Joe Cox, of the University of Portsmouth Business School, used Finnish national survey data, which detiled the file sharing habits, socio-economic status and attitudes towards legal and illegal file sharing of 61,03 respondents from a range of income brackets. Ninety-five per cent were male and the average age was 28.
“Some file sharers see themselves as masked philanthropists – the Robin Hoods of the digital age,” says Cox.
“They believe their activities shouldn’t be considered illegal, which means finding the most appropriate form of deterrence and punishment is extremely difficult.”
Cox separates file sharers into two groups, which he dubs ‘leechers’ and ‘seeders’. Leechers are those who download digital media illegally from other parties, but don’t explicitly make content available in return. Seeders are those who have acquired the material in the first instance and are making it available to leechers.
“It’s a fascinating area to research, because the seeders who are sharing the material appear to have little obvious gain and are certainly not doing it for any financial reward,” he says.
“My research shows they are motivated by feelings of altruism, community spirit and are seeking recognition among other members of the file sharing community.

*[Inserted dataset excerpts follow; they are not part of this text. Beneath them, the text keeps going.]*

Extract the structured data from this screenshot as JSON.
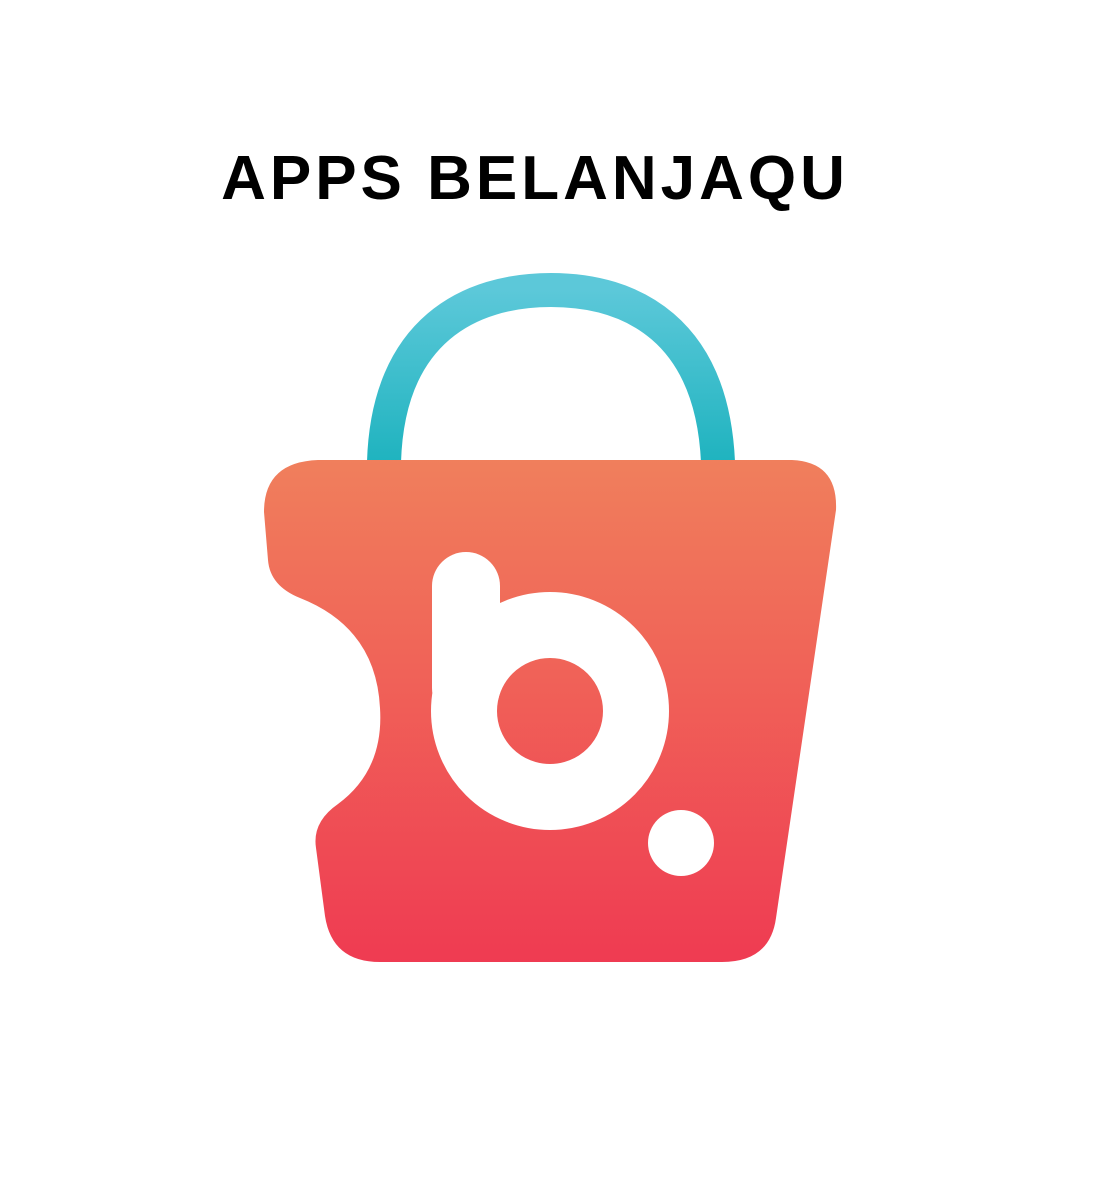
{
  "page": {
    "title": "APPS BELANJAQU"
  },
  "logo": {
    "name": "belanjaqu-bag-logo",
    "handle_color_top": "#5cc8d9",
    "handle_color_bottom": "#1fb3bf",
    "bag_color_top": "#f07f5c",
    "bag_color_bottom": "#ef3b52",
    "letter_color": "#ffffff"
  }
}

I think it’s likely some benefit is also derived from a feeling of ‘getting one over on the system’ too.”
Seeders, he says, seem to consider the expected cost of punishment to be minimal – largely because they think they’re unlikely to be caught.
“It’s as if they believe the peer esteem they’ll generate from their infamy will outweigh any of the costs associated with their activities,” says Cox – in other words, it’s cool.